Wednesday, January 26, 2005

Thought I'd post again

Hola. So I guess my parents are taking some time off (surprisingly) no, not to stay and do things with me but are going to Europe for about a week because of my mom's birthday. That's A.O.K. with me; more time with Collin. Ooh la la! It's going to be fun I can't wait to cuddle for almost a week. God I love him. Not only that but my mom feels bad (as she should) and bought me a gorgeous new pair of Sevens. I think I'll head over to La Perla(I've had my eye on their new limited edition vintage collection) soon to buy something to wear while cuddling with Collin. Val and Erica already lost their virginity and I feel like such a child around them. Like I'm not quite up to par with them. Not only that but I want to make Collin happy. He's done so much for me I just want to thank him. Who knows though? Life is crazy. Ohhh my dog just hicupped, what a cutie pie! Val and I are going to do something soon too. I wish it was the weekend. Ever since finals I feel like it should be the end of the school year. Homework's gotten really hard. whatever though. Would you guys get pissed if I wrote like that all the time? Your poor vision. Wait, who am I talking to no one's read my blog yet.
~Lacey~
This blogging thing is kind of fun.
I have a feeling I'll be getting a pair of Calvin Stewart jeans from Collin on V-Day. So the lingerie must be extra sexy


Hello

I guess this is my blog. I wastold to start writing in here by my counselor, but what the hell does she know? I told her I'd start one ...so here I am. No, she's not actually going to read it, but she thought it might be therapeutic to start one. I always kept a pen/paper journalthat would always get misplaced. I think I'll be able to keep track of my notebook a little better. I guess I'll just start by telling you about me. I live on fifth avenue during the school year but I also have a winter house in Riviera Beach Florida adn a summer house in the Hamptons. My dad's a real estate developer and my mom is a prominent laywer. My parent's schedules ar epacked and I'm usually at home most of the time by myself. It gets lonely btu I really love my parents and I miss them.

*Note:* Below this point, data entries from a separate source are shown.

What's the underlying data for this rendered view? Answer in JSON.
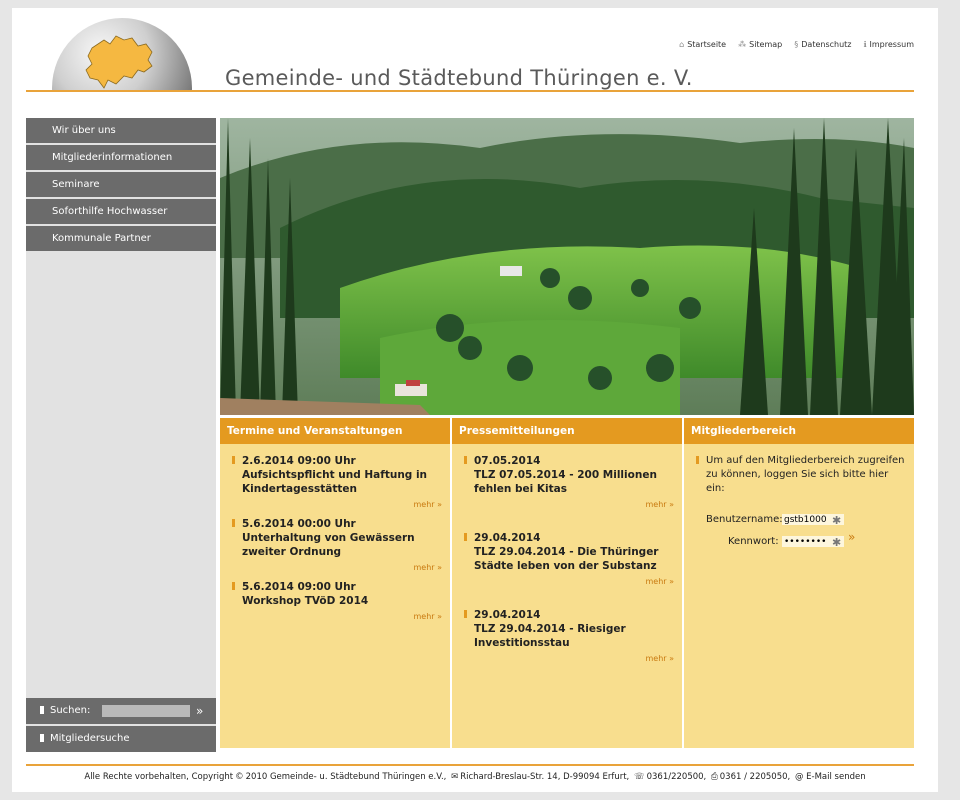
{
  "header": {
    "title": "Gemeinde- und Städtebund Thüringen e. V.",
    "links": [
      {
        "label": "Startseite",
        "icon": "home-icon"
      },
      {
        "label": "Sitemap",
        "icon": "sitemap-icon"
      },
      {
        "label": "Datenschutz",
        "icon": "paragraph-icon"
      },
      {
        "label": "Impressum",
        "icon": "info-icon"
      }
    ]
  },
  "nav": {
    "items": [
      "Wir über uns",
      "Mitgliederinformationen",
      "Seminare",
      "Soforthilfe Hochwasser",
      "Kommunale Partner"
    ],
    "search_label": "Suchen:",
    "search_value": "",
    "member_search": "Mitgliedersuche"
  },
  "columns": {
    "events": {
      "title": "Termine und Veranstaltungen",
      "entries": [
        {
          "line1": "2.6.2014 09:00 Uhr",
          "line2": "Aufsichtspflicht und Haftung in Kindertagesstätten",
          "more": "mehr"
        },
        {
          "line1": "5.6.2014 00:00 Uhr",
          "line2": "Unterhaltung von Gewässern zweiter Ordnung",
          "more": "mehr"
        },
        {
          "line1": "5.6.2014 09:00 Uhr",
          "line2": "Workshop TVöD 2014",
          "more": "mehr"
        }
      ]
    },
    "press": {
      "title": "Pressemitteilungen",
      "entries": [
        {
          "line1": "07.05.2014",
          "line2": "TLZ 07.05.2014 - 200 Millionen fehlen bei Kitas",
          "more": "mehr"
        },
        {
          "line1": "29.04.2014",
          "line2": "TLZ 29.04.2014 - Die Thüringer Städte leben von der Substanz",
          "more": "mehr"
        },
        {
          "line1": "29.04.2014",
          "line2": "TLZ 29.04.2014 - Riesiger Investitionsstau",
          "more": "mehr"
        }
      ]
    },
    "members": {
      "title": "Mitgliederbereich",
      "text": "Um auf den Mitgliederbereich zugreifen zu können, loggen Sie sich bitte hier ein:",
      "username_label": "Benutzername:",
      "username_value": "gstb1000",
      "password_label": "Kennwort:",
      "password_value": "12345678"
    }
  },
  "footer": {
    "rights": "Alle Rechte vorbehalten, Copyright",
    "copyright_symbol": "©",
    "year_org": "2010  Gemeinde- u. Städtebund Thüringen e.V.,",
    "address": "Richard-Breslau-Str. 14, D-99094 Erfurt,",
    "phone": "0361/220500,",
    "fax": "0361 / 2205050,",
    "email": "@ E-Mail senden"
  },
  "colors": {
    "accent": "#e49a20",
    "panel": "#f8de8e",
    "nav": "#6b6b6b"
  }
}
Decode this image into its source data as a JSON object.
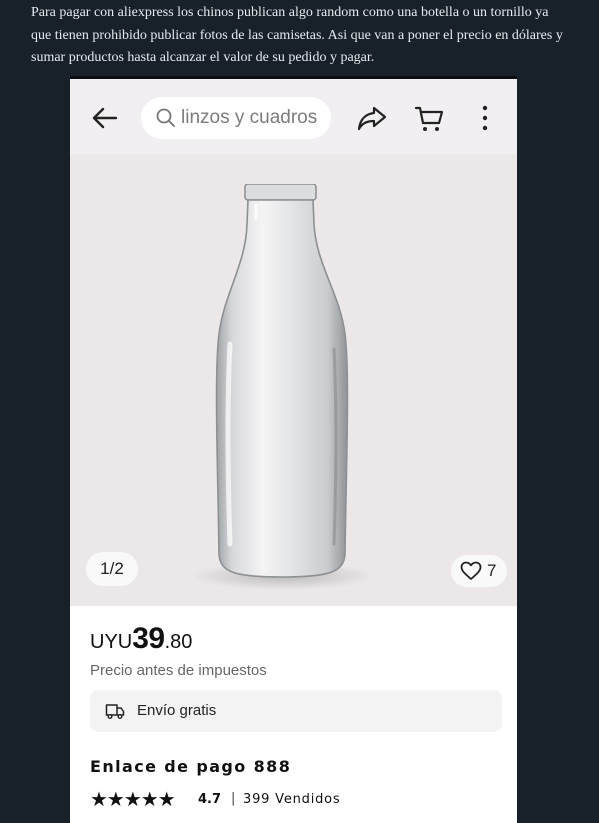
{
  "post": {
    "text": "Para pagar con aliexpress los chinos publican algo random como una botella o un tornillo ya que tienen prohibido publicar fotos de las camisetas. Asi que van a poner el precio en dólares y sumar productos hasta alcanzar el valor de su pedido y pagar."
  },
  "topbar": {
    "back_icon": "arrow-left-icon",
    "search": {
      "placeholder": "linzos y cuadros",
      "icon": "search-icon"
    },
    "share_icon": "share-icon",
    "cart_icon": "cart-icon",
    "more_icon": "more-vertical-icon"
  },
  "gallery": {
    "image": "glass-bottle",
    "pager": "1/2",
    "likes": "7"
  },
  "product": {
    "currency": "UYU",
    "price_integer": "39",
    "price_decimal": ".80",
    "price_note": "Precio antes de impuestos",
    "shipping": "Envío gratis",
    "title": "Enlace de pago 888",
    "rating": "4.7",
    "rating_separator": "|",
    "sold": "399 Vendidos",
    "stars": "★★★★★"
  },
  "colors": {
    "page_background": "#18212a",
    "topbar_background": "#f1eff1",
    "gallery_background": "#ece8ea"
  }
}
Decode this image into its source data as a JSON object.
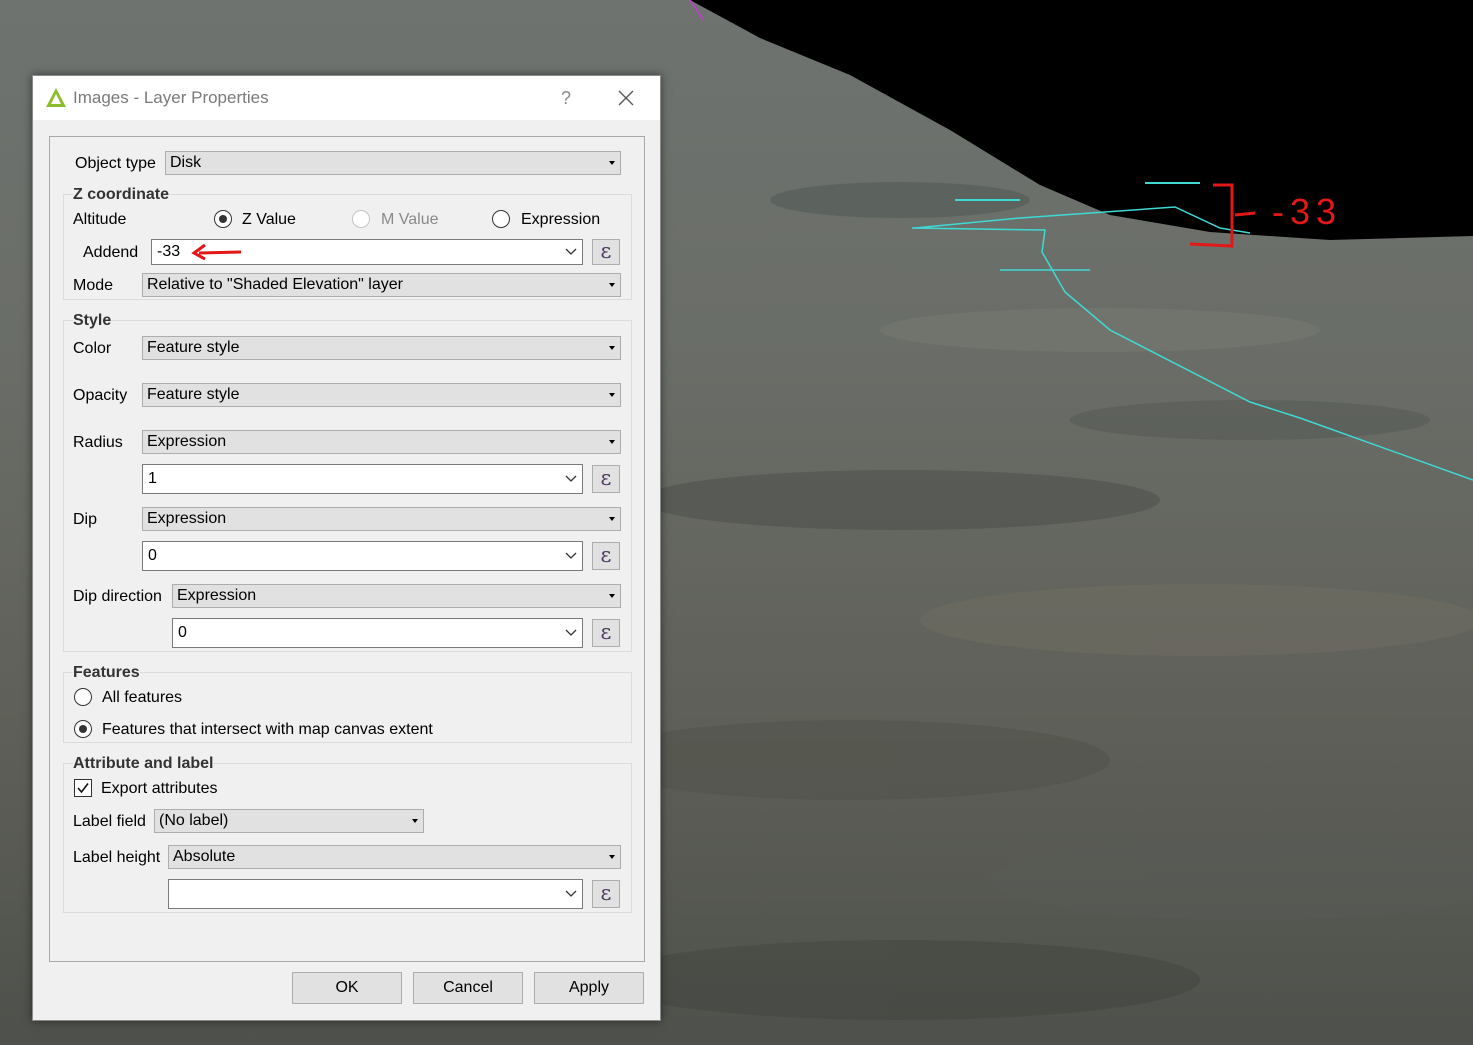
{
  "window": {
    "title": "Images - Layer Properties",
    "help": "?",
    "app_icon": "qgis-icon",
    "close_icon": "close-icon"
  },
  "object_type": {
    "label": "Object type",
    "value": "Disk"
  },
  "z_coordinate": {
    "title": "Z coordinate",
    "altitude_label": "Altitude",
    "options": {
      "z_value": "Z Value",
      "m_value": "M Value",
      "expression": "Expression"
    },
    "selected": "Z Value",
    "addend_label": "Addend",
    "addend_value": "-33",
    "mode_label": "Mode",
    "mode_value": "Relative to \"Shaded Elevation\" layer"
  },
  "style": {
    "title": "Style",
    "color_label": "Color",
    "color_value": "Feature style",
    "opacity_label": "Opacity",
    "opacity_value": "Feature style",
    "radius_label": "Radius",
    "radius_mode": "Expression",
    "radius_value": "1",
    "dip_label": "Dip",
    "dip_mode": "Expression",
    "dip_value": "0",
    "dip_direction_label": "Dip direction",
    "dip_direction_mode": "Expression",
    "dip_direction_value": "0"
  },
  "features": {
    "title": "Features",
    "all_features": "All features",
    "intersect": "Features that intersect with map canvas extent",
    "selected": "Features that intersect with map canvas extent"
  },
  "attribute_label": {
    "title": "Attribute and label",
    "export_attributes": "Export attributes",
    "export_checked": true,
    "label_field_label": "Label field",
    "label_field_value": "(No label)",
    "label_height_label": "Label height",
    "label_height_mode": "Absolute",
    "label_height_value": ""
  },
  "buttons": {
    "ok": "OK",
    "cancel": "Cancel",
    "apply": "Apply"
  },
  "expression_button_glyph": "ε",
  "annotation": {
    "text": "-33",
    "color": "#e21818"
  },
  "colors": {
    "profile_line": "#3fd9d4",
    "sky": "#000000"
  }
}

Our family does have a really sweet nanny/maid/housekeeper. I have an adorable golden retriever and a mutt I got at the pound after I had walked her and volunteered there. I have an adorable boyfriend who we'll call "Collin." We've been going out for about ayera or so. He's the kind of guy every girl wants. He's hot,sensitive, thoughtful caring but not too smart. His grades have improved though since we've been going out. He's tons better than my last boyfriend "Steve" who was hot and everything but used to do things to me, I still haven't gotten ove rhim completely. I have a pretty good group of friends but none as close as "Erica and "Valerie." ERica nd I have been friends since forever but Valerie adn I haven't been friends quite as long but I still love her! I'm not quite sure what else to say...my life's not quite as exciting as it seems. I'm a straight A student which doens't leave much time for extensive partying but I do like to "let my hair down" on the weekends. I'll write when something comes up.